Alors que d’autres travaux ont montré que les impacts les plus sévères de la pêche en Mer Celtique avaient eu lieu dès les décennies 1960 et 1970, la présente étude démontre que cette pression demeure le principal facteur de changement entre 1985 et 2016. L’augmentation continuelle de la pression de pêche jusqu’au début des années 2000 aggrave la réduction des stocks des principaux prédateurs dans l’écosystèmes comme le merlu, la morue (le cabillaud, chez votre poissonnier), la baudroie (la lotte), favorisant le développement de leurs proies : de plus petits poissons de fond, des invertébrés (crustacés, céphalopodes) et des poissons pélagiques (sardine, sprat et merlan bleu par exemple). La politique de gestion des pêches plus stricte à échelle européenne dès le milieu des années 2000 montre ses fruits et plusieurs espèces commerciales voient leur abondance ré-augmenter dans les années 2010.


Les effets de l’environnement sont toutefois visibles.
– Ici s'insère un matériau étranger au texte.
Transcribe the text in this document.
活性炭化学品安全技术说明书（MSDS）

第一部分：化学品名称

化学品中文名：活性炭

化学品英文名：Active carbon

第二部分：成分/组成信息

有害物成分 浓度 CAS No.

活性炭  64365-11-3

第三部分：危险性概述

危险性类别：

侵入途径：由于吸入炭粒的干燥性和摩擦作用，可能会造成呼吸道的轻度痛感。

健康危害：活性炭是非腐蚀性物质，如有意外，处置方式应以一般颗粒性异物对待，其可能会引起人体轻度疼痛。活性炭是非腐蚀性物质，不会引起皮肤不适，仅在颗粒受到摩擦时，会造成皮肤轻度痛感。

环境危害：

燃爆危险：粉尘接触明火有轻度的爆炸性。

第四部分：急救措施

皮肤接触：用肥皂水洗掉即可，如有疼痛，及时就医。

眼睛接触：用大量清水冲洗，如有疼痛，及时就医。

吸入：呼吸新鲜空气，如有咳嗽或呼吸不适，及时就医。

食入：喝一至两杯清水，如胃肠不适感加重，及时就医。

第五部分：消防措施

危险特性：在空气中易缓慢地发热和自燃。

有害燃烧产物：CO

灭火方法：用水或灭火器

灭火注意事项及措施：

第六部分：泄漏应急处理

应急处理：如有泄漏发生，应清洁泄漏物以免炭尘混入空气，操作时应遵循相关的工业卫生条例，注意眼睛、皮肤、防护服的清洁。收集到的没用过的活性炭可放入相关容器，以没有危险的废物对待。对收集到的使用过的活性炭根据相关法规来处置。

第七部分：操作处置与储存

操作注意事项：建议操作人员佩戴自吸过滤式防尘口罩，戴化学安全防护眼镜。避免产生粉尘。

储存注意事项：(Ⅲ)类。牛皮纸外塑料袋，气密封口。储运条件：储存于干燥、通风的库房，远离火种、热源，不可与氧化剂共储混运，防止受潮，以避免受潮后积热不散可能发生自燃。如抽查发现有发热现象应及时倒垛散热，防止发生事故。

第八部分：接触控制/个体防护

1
La fluctuation de production de plancton explique une partie des variations d’abondance de poisson, en particulier des consommateurs de plancton. Par ailleurs, le réchauffement précoce et brutal des eaux dans le milieu des années 1990 impacte négativement la productivité des espèces dites boréales (morue, hareng, merlan) et positivement celle des espèces dites Lusitaniennes (sardine, sanglier, céphalopodes), respectivement à affinités pour les eaux froides et chaudes. Les résultats de cette étude suggèrent que ces changements de température ont ralenti (voire empêché) ou accéléré le récent rétablissement des stocks d’espèces commerciales suivant leur preferendum thermique.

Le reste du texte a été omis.